What a long walk it must have been for a keeper, Tom thought. The keeper would have trudged through that barren stretch of grass twice a day, sometimes more, the wind, or maybe snow, needling his skin. Tom had read of
lighthouse keepers as a boy after visiting a tower on the banks of Lake Michigan. He’d been awed at the great weight of responsibility they undertook, their mission as both tenders and rescuers, seeing nature at her most treacherous and trying to intercede—and always under the sweep of that lamp.

What man didn’t wish for a guiding light on the horizon of his life, a flash to signal danger or safety? Living next to a lighthouse that had no beam seemed ironic to him.

Tom let the curtain drop and turned for the stairs. The second floor was divided into four small rooms, each stifling with the warm smell of mildew and trapped tide. He moved to one window, pushed the curtains down their rusted pressure rod, and tugged up the sash, letting in a cool breeze that smelled of rain and seaweed. There wasn’t much up here, either. Each room had only a single bed and a small dresser topped with a sturdy lamp, its pleated shade as yellowed as the walls.

Returning downstairs, he came into the kitchen and flipped a wall switch, bathing the stark room in a flat greenish light that flickered a moment, then stilled. It was just as bleak, with a range, a woodstove, an old refrigerator, countertops in speckled linoleum. The tap coughed and sputtered, running brown, then clear.
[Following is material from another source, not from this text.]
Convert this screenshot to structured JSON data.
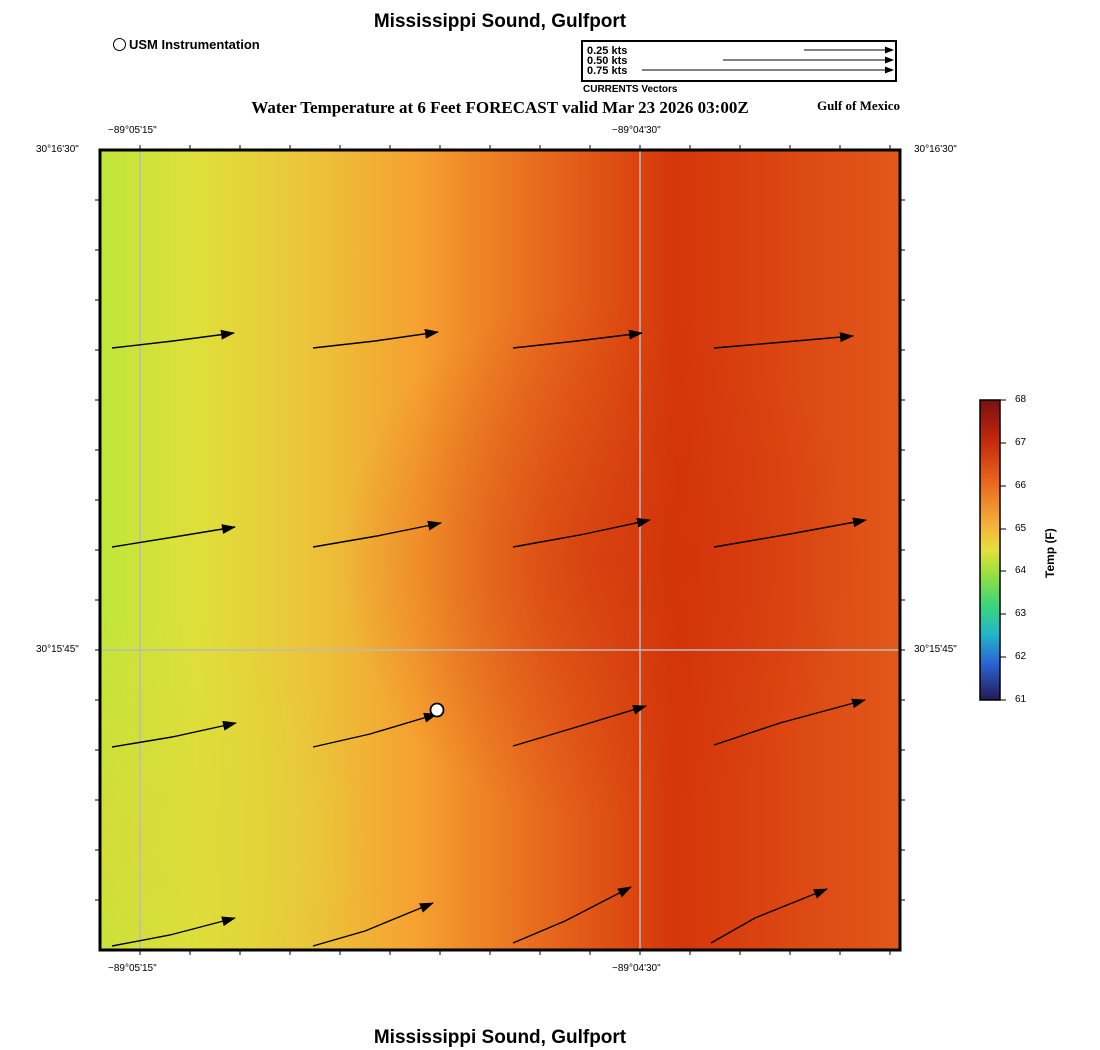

Relief coursed through him.

He unpacked the car of his bag and his two boxes of treasured books. Then he opened a can of chicken soup and brought it to a gentle boil on the stove, drinking it from
a mug at a table with a broken-off corner that he just knew he’d spend the next however many months catching his sleeve on.

He looked around at their new home, their new life.

Their one last chance after so many last chances.

 

1887

LYDIA HARRIS HAD ALWAYS BEEN
terrified of the water. For as long as she could remember, the very smell of salt filled her with fear.